When it comes to ensuring IT security in the home office, expatriate employees pose unique challenges. There are both legal and technical issues to consider. Data protection regulations and network standards may vary from country to country, making it difficult to protect sensitive data. To address this issue, companies should establish clear policies for overseas IT deployments. These policies must consider the specific requirements of each country and provide employees with clear guidelines on how to handle sensitive data.

One possible solution is to use specialized technologies such as virtual desktop infrastructures. With these solutions, employees can securely access corporate data without it being stored locally on their devices. This minimizes the risk of data leakage or unauthorized access. In addition, virtual desktop infrastructures enable centralized control and monitoring of IT systems, further enhancing security.

To ensure the security of employees’ data abroad, companies need to understand the legal and technical requirements of each country and take appropriate measures. This is the only way to ensure the confidentiality, integrity, and availability of data across borders.

Network security

While working from home, employees may be connected to insecure networks that are potential attack vectors. Companies should educate employees about the risks of insecure connections and give them clear instructions on how to secure their home network. This includes things like using strong passwords, updating router firmware, and securing IoT devices.

Cloud Security

The growing use of cloud services in the home office requires special attention to security. Businesses should be careful to choose trusted cloud providers that implement strong security measures.
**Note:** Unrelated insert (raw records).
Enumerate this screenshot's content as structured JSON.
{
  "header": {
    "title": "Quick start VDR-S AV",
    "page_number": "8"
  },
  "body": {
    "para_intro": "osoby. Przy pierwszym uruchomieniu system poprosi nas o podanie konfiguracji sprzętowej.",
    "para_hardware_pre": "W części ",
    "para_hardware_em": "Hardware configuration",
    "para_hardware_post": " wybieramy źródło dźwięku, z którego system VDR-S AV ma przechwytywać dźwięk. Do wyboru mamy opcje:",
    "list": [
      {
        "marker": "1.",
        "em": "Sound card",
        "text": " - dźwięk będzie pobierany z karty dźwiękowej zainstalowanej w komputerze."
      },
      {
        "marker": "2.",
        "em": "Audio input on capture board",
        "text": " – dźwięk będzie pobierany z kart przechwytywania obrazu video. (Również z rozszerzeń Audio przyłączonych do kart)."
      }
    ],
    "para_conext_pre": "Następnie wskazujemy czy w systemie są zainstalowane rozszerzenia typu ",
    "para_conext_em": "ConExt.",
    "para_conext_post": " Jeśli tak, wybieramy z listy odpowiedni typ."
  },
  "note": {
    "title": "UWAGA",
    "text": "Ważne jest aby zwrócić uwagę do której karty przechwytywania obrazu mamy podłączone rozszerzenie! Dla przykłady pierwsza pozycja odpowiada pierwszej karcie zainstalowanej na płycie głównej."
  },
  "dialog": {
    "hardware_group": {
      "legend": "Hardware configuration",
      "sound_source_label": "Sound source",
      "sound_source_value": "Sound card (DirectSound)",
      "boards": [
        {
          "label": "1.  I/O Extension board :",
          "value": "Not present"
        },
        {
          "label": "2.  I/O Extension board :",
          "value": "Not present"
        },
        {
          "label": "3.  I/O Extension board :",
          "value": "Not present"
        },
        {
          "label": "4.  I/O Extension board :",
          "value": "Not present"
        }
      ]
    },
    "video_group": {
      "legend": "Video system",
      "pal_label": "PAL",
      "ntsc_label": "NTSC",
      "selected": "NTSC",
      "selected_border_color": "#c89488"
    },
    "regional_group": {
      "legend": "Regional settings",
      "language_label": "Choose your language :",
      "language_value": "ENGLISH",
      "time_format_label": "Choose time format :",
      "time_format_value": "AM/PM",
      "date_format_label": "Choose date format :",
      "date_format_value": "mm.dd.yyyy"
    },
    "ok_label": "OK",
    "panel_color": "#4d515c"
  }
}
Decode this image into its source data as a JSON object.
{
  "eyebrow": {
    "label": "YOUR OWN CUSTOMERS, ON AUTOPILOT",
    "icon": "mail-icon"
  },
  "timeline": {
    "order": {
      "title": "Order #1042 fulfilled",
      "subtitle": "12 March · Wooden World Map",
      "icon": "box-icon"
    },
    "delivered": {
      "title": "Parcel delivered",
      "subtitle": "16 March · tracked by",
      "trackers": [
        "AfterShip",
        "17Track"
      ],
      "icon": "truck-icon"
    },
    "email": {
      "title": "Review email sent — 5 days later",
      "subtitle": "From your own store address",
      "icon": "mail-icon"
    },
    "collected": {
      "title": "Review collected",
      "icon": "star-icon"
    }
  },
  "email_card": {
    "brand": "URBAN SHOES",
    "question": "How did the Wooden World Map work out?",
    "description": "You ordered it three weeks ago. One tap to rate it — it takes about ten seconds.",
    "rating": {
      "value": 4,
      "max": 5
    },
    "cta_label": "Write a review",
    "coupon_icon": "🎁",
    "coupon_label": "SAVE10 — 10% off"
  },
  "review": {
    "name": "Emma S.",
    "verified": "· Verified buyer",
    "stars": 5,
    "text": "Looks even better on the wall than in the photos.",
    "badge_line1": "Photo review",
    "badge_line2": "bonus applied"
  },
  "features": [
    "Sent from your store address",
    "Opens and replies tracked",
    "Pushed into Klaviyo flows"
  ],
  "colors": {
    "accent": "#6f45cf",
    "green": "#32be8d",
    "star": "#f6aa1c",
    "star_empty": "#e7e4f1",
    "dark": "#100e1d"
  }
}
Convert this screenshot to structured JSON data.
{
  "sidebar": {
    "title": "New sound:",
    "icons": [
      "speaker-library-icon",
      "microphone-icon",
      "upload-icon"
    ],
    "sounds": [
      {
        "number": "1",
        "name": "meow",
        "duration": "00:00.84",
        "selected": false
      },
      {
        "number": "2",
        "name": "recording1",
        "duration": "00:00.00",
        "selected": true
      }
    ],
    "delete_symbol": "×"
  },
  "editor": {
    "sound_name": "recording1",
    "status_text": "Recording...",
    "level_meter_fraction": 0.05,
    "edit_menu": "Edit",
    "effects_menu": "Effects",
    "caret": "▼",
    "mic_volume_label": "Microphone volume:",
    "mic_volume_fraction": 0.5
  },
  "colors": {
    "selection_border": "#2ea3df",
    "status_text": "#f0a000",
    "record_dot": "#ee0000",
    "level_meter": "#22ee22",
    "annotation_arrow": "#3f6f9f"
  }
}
Encrypting the transmission and storage of data in the cloud and regularly reviewing access rights are other important steps to ensure cloud security.

Data Protection

Another important consideration is the protection of personal information. Companies should inform their employees about privacy policies and ensure that they are followed. This includes preventing third parties from accessing company data and complying with applicable data protection laws.


Implementing the home office concept undoubtedly brings benefits, but it also presents IT security challenges. Companies and employees should take these challenges seriously and take appropriate measures to ensure the security of data and systems. Through clear policies, employee training and the use of appropriate security technologies, companies can successfully implement home working from an IT security perspective and reap the full benefits of flexible working. In addition, the new Data Protection Act and Cyber Security Awareness Month underline the awareness of these issues in business and politics.